Trend following foundational point #1,232,980.
From The Wall Street Journal:
“I’ve always considered myself more of a mathematician than a psychologist,” says Mr. Greenspan. But after the Fed’s model failed to predict the financial crisis, he realized that there is more to forecasting than numbers. “It all fell apart, in the sense that not a single major forecaster of note or institution caught it,” he says. “The Federal Reserve has got the most elaborate econometric model, which incorporates all the newfangled models of how the world works—and it missed it completely.” He says JP Morgan had put out a forecast three days before the crisis saying the economy was on the rise. And as late as 2007, the International Monetary Fund also said that global risk was declining. “A few days [after the crisis hit], I run into an article, and it is titled, ‘Do we economists know anything?’ ” he says.
Mr. Greenspan set out to find his blind spot step by step. First he drew the conclusion that the nonfinancial sector of the economy had been healthy. The problem lay in finance, because of its vulnerability to spells of euphoria and irrational fear. Studying the results of herd behavior provided him with some surprises. “I was actually flabbergasted,” he says. “It upended my view of how the world works.”
He concluded that fear has at least three times the effect of euphoria in producing market gyrations. “I wouldn’t have dared write anything like that before,” he says.
Studying the minutiae of the events leading to the financial crisis brought to mind some lessons from his famous friendship, from the 1950s on, with the late Objectivist philosopher Ayn Rand. He says that Rand didn’t influence him politically—he was always a libertarian—but she did point out tensions in his philosophy about life. “She caught me in contradictions, which shook me, and I said, ‘My God, she is right,’ ” he says.
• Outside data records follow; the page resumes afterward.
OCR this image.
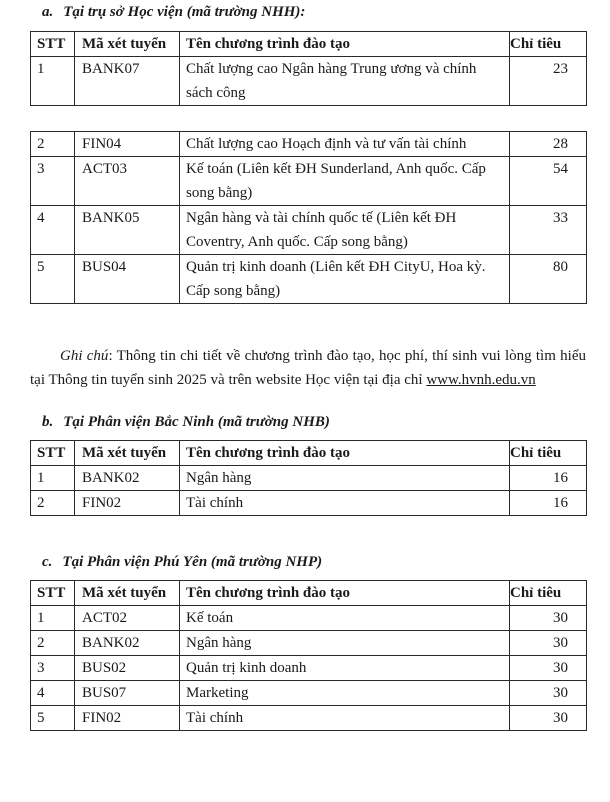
a. Tại trụ sở Học viện (mã trường NHH):
STT	Mã xét tuyển	Tên chương trình đào tạo	Chỉ tiêu
1	BANK07	Chất lượng cao Ngân hàng Trung ương và chính sách công	23
2	FIN04	Chất lượng cao Hoạch định và tư vấn tài chính	28
3	ACT03	Kế toán (Liên kết ĐH Sunderland, Anh quốc. Cấp song bằng)	54
4	BANK05	Ngân hàng và tài chính quốc tế (Liên kết ĐH Coventry, Anh quốc. Cấp song bằng)	33
5	BUS04	Quản trị kinh doanh (Liên kết ĐH CityU, Hoa kỳ. Cấp song bằng)	80
Ghi chú: Thông tin chi tiết về chương trình đào tạo, học phí, thí sinh vui lòng tìm hiểu tại Thông tin tuyển sinh 2025 và trên website Học viện tại địa chỉ www.hvnh.edu.vn
b. Tại Phân viện Bắc Ninh (mã trường NHB)
STT	Mã xét tuyển	Tên chương trình đào tạo	Chỉ tiêu
1	BANK02	Ngân hàng	16
2	FIN02	Tài chính	16
c. Tại Phân viện Phú Yên (mã trường NHP)
STT	Mã xét tuyển	Tên chương trình đào tạo	Chỉ tiêu
1	ACT02	Kế toán	30
2	BANK02	Ngân hàng	30
3	BUS02	Quản trị kinh doanh	30
4	BUS07	Marketing	30
5	FIN02	Tài chính	30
Mr. Greenspan then believed in analysis based mainly on hard science and empirical facts. Rand told him that unless he considered human nature and its irrational side, he would “miss a very large part of how human beings behaved.” At the time they weren’t discussing economics, but today he realizes the full impact of emotions and instincts on markets. He also has come to admire psychologist and Princeton University professor emeritus Daniel Kahneman’s work applying psychological insights to economic theory, for which he won a Nobel Prize in 2002.
Good for Greenspan. So late to the party.